A second issue on Hassan-Nahoum’s radar is improving incentives for entrepreneurs. The current situation involves disincentives and unnecessary regulations that need to be slashed in order to create a more vibrant ecosystem, she said.
The third issue on her agenda is immigration.
“Everybody is very proud of the numbers of olim coming every year, but nobody [mentions] that almost half of them go back. Why do they go back? Because absorption in this country is not well-managed, well-run, and it’s not done strategically.”
"Everybody is very proud of the numbers of olim coming every year, but nobody talks about the fact that almost half of them go back. Why do they go back? Because absorption in this country is not well managed, well run, and it's not done strategically."Fleur Hassan-Nahoum
Israel needs to take absorption seriously as a strategic asset to the country, and launch aliyah programs aimed at bringing in talented workers in fields where Israel is lacking employees.

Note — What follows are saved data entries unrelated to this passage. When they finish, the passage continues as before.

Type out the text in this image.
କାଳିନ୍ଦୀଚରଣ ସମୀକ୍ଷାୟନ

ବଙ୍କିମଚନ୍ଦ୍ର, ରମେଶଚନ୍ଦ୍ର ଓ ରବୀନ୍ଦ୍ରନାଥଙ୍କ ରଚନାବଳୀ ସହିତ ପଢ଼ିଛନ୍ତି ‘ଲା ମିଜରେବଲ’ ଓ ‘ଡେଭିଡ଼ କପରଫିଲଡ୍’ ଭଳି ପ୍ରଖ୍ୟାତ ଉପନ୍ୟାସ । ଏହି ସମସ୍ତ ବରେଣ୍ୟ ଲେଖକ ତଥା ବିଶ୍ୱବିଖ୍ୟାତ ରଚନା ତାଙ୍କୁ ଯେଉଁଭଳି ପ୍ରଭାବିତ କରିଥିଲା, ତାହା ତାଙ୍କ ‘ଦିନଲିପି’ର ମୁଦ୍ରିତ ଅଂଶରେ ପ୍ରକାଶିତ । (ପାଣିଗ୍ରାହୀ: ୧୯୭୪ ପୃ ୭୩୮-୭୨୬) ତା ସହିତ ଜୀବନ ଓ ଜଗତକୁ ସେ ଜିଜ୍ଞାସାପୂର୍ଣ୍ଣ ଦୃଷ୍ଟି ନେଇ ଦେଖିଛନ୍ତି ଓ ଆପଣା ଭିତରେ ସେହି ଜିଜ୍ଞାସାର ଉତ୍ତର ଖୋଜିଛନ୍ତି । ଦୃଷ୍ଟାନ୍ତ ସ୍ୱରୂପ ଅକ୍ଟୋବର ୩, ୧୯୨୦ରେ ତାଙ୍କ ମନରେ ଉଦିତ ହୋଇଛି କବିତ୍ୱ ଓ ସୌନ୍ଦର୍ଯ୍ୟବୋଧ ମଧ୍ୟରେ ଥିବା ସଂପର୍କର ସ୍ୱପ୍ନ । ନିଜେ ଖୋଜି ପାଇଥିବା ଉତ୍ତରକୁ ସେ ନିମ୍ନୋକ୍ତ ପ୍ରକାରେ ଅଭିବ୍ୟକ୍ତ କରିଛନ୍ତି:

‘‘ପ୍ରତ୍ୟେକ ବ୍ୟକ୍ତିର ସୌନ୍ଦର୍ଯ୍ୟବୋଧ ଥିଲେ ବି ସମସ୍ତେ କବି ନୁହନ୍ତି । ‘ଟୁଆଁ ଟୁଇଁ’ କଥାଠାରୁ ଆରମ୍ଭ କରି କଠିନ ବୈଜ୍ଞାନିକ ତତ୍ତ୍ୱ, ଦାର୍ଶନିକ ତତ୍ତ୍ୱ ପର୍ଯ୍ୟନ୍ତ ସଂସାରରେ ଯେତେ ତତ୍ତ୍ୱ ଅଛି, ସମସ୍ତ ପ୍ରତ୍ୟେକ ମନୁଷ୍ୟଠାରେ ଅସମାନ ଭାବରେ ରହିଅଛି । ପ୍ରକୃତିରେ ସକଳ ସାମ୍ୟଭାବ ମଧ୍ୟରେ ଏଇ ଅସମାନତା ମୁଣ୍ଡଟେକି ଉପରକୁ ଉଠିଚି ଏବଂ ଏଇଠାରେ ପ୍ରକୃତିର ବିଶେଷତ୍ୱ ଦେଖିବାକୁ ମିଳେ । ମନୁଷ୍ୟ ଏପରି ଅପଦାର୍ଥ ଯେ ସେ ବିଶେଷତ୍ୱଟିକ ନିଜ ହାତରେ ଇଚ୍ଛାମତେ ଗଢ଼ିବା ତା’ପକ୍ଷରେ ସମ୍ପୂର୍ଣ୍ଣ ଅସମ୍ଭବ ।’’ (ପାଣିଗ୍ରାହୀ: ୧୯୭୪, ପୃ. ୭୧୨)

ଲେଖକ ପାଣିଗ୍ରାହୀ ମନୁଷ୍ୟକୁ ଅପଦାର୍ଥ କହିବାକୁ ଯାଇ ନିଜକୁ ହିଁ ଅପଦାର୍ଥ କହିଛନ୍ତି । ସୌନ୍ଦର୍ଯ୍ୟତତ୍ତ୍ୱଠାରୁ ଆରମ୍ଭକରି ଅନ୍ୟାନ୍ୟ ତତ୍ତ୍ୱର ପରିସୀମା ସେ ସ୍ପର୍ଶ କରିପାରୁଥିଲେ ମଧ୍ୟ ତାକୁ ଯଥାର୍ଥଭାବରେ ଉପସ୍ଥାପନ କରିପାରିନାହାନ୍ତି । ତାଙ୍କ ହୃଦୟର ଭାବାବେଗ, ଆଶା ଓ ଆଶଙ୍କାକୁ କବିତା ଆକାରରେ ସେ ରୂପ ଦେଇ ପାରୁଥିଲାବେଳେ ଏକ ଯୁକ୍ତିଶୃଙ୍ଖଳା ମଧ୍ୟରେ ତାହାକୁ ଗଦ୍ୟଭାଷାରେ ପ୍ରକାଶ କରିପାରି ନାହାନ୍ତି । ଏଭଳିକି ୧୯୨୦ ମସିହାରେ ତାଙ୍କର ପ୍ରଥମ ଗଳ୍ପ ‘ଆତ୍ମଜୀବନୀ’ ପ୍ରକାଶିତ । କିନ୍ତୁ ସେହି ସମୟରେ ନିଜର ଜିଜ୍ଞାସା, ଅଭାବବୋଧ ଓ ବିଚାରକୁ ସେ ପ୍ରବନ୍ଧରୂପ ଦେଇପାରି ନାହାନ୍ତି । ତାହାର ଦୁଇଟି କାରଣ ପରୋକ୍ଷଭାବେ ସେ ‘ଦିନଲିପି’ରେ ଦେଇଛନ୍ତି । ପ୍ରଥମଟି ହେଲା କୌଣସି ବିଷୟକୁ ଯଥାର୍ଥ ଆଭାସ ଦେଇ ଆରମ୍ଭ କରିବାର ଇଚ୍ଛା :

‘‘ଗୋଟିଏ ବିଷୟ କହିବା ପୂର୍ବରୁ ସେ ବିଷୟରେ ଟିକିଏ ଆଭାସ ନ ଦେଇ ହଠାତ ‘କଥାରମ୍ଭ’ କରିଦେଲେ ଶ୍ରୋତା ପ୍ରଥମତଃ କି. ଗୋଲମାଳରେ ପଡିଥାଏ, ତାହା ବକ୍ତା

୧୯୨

Hassan-Nahoum hopes to run a significant committee such as the Immigration and Absorption Committee, or be on the Finance Committee in order to weigh in with her entrepreneurial agenda. In the long-term, however, her sights are set on foreign service.
“Ultimately, I got into politics because I believe that because I didn’t grow up here, because I speak four languages, I can be a very good foreign affairs politician. So ultimately, I’d love to be some type of high-level ambassador or foreign minister. In the short term, I know that I can’t run before I can walk, so I would like a committee that gives me the power to make the changes that need to be made.”